Mesmo com a situação explicada pelo atendente da loja e o comprovante de pagamento da mochila, o segurança se recusou a devolver a mochila para Luís.
“Eu puxei a mochila da mão dele e ele me ignorou, saiu andando. Eu fui atrás dele, revoltado, e pedi: ‘Quero saber quem é o seu responsável para entender o motivo desse tipo de abordagem'”.
“Aí encontrei a pessoa responsável pela segurança, e perguntei: ‘Você pode me dizer que tipo de treinamento, formação ou educação vocês dão para os seguranças? Se fosse um homem branco, ele teria coragem de entrar no banheiro e fazer isso? Me acusar de roubo, me retirar do banheiro, eu com o comprovante na mão?”.
Ainda assim, Luís relatou que foi tratado com desdém pelo responsável pela segurança. Ele então falou que sabia dos direitos dele.

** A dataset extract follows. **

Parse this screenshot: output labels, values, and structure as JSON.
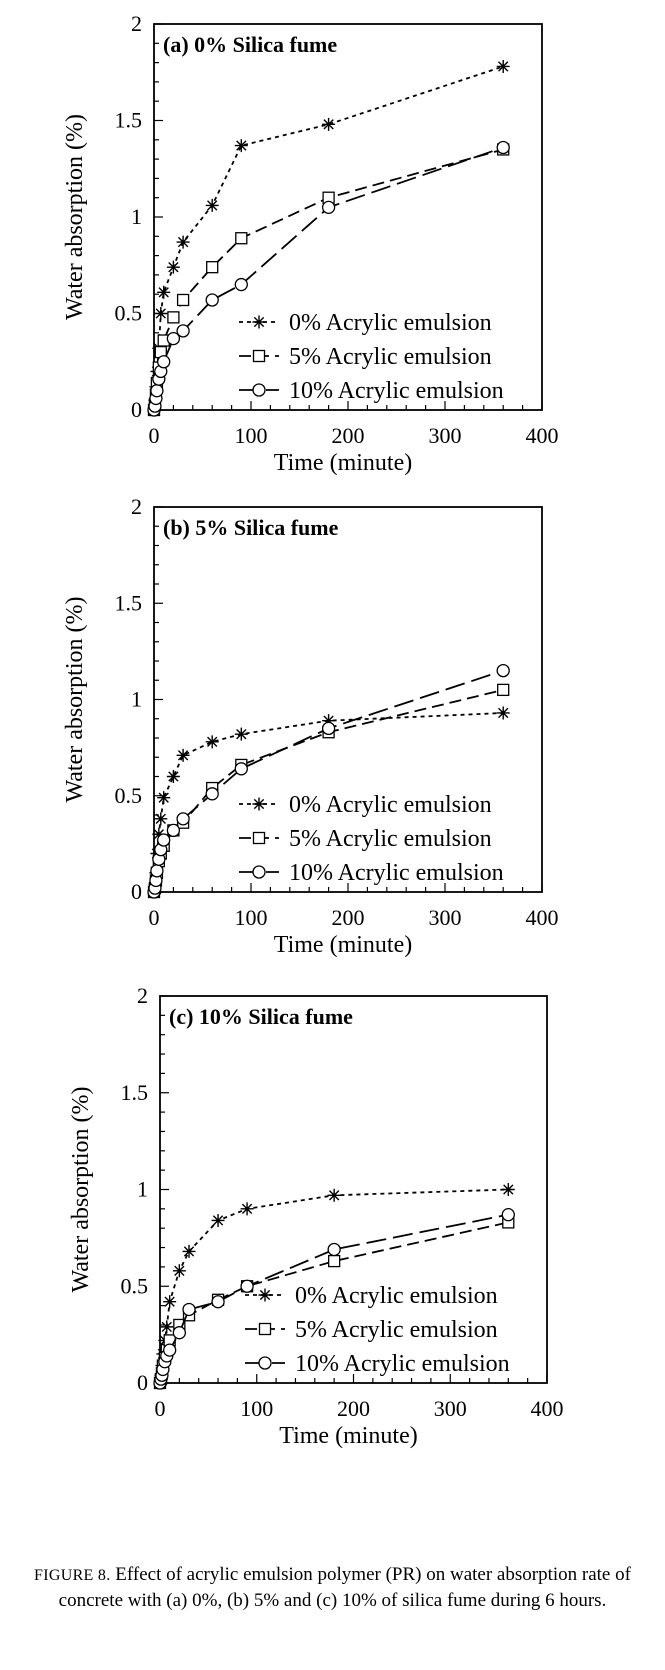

“Eu falei a ele: ‘eu não sou leigo, não sou burro. Tenho graduação em Ciências Humanas, licenciatura, e faço duas pós-graduações, uma delas em Gênero e Direitos Humanos. Eu sei o que é racismo e o que você está fazendo’. Nesse momento, a fisionomia dele mudou e ele abaixou a cabeça”.
“Me senti humilhado por ser negro. Foi como se ele tivesse me matado e me deixado na rua, de qualquer jeito. Doeu muito. E em nenhum momento eles pediram desculpas. Eu cheguei em casa arrasado, com uma dor de cabeça intensa”. As informações são do g1 Bahia.